In my opinion, casts (and converting from 'void *') are something
to be avoided when at all possible because they can easily hide
errors. There are cases where they are necessary, but I prefer to
avoid using them.
[In my weak attempt at lawyer-style humor in a post above, I, of
course, meant "..., up to and including, but not limited to,
You could consider using a __packed pointer.
Understand the underlying hardware along with what the processor
does would help you make a sensible decision about what is best.
My advice would be to not just take the typical "you are wrong"

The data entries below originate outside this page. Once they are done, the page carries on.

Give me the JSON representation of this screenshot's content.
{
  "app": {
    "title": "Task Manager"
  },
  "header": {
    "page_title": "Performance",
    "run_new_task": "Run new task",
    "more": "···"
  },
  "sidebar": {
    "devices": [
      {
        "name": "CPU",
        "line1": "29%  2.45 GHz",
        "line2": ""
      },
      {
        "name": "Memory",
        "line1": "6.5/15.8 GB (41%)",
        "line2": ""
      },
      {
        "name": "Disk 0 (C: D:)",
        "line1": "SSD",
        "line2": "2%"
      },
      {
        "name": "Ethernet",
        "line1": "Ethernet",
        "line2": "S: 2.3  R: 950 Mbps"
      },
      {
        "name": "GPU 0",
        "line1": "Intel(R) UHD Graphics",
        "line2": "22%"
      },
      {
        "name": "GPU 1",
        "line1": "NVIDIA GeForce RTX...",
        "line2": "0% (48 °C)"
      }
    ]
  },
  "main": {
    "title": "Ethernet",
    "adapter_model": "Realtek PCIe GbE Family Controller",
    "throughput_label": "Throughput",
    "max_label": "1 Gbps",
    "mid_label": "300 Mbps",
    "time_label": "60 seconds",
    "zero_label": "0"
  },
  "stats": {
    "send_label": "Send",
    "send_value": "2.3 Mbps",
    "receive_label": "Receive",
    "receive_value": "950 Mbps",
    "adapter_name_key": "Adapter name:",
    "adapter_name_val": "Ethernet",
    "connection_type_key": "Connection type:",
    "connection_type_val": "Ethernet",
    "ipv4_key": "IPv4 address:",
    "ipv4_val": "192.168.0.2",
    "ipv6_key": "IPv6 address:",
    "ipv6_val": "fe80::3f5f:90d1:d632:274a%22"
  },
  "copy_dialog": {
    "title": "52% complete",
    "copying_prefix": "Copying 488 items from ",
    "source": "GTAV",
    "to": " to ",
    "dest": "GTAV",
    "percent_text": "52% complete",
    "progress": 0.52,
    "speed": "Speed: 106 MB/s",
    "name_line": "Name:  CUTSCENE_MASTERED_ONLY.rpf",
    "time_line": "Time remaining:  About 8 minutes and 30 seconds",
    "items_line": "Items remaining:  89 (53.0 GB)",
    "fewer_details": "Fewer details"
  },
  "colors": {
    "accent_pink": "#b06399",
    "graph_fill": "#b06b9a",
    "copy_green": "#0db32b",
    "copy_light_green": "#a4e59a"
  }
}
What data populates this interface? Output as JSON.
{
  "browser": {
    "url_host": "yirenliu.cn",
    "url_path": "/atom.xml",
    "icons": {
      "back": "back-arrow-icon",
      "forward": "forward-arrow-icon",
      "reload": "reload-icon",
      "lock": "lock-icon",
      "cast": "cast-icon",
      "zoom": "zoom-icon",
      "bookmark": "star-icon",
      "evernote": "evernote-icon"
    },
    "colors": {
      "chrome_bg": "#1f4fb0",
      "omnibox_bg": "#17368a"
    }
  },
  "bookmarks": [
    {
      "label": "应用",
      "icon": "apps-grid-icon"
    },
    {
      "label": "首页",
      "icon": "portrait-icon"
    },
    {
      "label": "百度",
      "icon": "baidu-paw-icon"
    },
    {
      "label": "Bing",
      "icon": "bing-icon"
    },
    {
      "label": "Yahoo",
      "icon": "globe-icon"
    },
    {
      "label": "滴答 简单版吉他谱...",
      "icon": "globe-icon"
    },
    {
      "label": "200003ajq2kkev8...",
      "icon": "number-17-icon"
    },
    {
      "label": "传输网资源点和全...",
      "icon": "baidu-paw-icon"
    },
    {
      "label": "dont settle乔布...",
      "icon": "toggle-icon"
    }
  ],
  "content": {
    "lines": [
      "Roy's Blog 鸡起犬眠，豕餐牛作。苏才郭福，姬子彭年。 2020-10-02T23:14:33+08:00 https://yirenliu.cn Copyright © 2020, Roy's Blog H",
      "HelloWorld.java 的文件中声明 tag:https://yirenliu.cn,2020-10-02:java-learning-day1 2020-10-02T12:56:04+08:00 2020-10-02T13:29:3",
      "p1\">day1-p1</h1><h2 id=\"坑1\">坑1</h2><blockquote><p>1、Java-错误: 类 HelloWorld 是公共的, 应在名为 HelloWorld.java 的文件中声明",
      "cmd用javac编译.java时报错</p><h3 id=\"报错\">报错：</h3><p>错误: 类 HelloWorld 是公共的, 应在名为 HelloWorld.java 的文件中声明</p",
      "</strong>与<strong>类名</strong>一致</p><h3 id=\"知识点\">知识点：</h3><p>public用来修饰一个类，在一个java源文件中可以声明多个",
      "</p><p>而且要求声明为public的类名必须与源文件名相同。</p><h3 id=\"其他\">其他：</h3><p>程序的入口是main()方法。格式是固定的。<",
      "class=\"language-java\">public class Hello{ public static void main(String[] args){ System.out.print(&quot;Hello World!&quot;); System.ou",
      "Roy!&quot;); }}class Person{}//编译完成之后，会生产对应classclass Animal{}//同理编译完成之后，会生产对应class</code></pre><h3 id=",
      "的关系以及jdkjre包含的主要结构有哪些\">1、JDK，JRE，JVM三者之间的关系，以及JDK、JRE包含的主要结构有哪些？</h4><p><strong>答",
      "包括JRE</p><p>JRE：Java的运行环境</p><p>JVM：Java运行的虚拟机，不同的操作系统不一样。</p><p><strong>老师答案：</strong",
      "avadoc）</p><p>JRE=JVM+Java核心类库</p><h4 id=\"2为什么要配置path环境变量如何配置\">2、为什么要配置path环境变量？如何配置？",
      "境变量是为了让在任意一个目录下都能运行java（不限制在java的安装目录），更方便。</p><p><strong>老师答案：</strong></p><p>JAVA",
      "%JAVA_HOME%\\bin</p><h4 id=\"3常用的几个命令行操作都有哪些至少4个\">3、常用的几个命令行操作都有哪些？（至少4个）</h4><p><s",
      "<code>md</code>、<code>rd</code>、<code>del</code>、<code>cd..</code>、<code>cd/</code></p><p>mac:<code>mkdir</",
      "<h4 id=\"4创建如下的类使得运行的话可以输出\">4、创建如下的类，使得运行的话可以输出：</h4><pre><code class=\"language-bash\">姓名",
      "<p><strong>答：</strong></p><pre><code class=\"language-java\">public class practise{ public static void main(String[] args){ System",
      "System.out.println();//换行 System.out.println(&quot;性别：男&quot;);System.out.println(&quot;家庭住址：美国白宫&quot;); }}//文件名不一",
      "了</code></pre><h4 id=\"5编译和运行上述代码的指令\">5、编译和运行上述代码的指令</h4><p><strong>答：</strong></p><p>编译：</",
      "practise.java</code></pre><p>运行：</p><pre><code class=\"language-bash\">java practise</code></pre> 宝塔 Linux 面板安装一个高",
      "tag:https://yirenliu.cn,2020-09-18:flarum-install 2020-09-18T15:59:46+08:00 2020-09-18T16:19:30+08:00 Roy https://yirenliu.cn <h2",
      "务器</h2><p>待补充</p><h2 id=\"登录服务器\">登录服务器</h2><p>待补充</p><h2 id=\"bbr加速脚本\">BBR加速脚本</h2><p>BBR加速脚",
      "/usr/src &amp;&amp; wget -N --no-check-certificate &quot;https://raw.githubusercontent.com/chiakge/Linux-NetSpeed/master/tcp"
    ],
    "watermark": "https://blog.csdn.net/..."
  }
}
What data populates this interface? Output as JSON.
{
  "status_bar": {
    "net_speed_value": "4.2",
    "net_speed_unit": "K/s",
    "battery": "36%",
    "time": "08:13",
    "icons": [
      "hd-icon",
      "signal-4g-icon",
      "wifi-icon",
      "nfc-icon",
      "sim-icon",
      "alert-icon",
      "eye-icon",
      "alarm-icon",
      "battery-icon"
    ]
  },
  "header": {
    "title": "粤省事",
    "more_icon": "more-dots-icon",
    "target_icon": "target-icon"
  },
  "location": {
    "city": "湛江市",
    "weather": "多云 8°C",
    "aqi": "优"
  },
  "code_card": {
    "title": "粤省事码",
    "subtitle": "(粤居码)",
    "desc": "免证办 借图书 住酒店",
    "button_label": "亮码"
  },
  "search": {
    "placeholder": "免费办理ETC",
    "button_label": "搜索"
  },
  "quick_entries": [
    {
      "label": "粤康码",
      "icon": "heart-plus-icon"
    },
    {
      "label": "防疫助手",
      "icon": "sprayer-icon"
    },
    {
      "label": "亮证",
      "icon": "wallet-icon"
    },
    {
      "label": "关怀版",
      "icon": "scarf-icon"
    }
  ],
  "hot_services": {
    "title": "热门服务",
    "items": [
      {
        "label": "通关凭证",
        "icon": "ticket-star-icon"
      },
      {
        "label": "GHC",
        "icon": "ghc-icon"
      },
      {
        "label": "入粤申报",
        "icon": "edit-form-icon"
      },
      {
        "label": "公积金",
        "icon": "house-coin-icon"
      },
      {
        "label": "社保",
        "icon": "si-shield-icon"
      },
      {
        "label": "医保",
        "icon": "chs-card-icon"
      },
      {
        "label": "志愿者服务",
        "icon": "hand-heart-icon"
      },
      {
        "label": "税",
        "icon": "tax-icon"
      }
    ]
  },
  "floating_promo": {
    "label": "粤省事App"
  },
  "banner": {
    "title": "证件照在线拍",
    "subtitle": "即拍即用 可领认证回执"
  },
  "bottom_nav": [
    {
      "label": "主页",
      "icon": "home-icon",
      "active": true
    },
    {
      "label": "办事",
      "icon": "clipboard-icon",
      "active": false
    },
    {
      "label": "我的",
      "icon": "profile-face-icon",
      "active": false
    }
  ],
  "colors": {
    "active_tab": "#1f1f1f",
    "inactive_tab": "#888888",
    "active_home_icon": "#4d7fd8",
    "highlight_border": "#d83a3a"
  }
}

and "the best way to do it is to" and the frequent "the only way to
do it is to" that frequently appears from beginners right through to
experts and professionals. Just remember that there is more than one
way to skin a cat.
If you listen carefully, you might just be able to hear the cries
Instead of using packed pointers, the code should do the best to
align the data manually if trying to store big objects in arrays of
And packed is just too easy to use. So people don't take 30
seconds to consider alternatives when all they need is zero thought
but activating the magic packed keyword.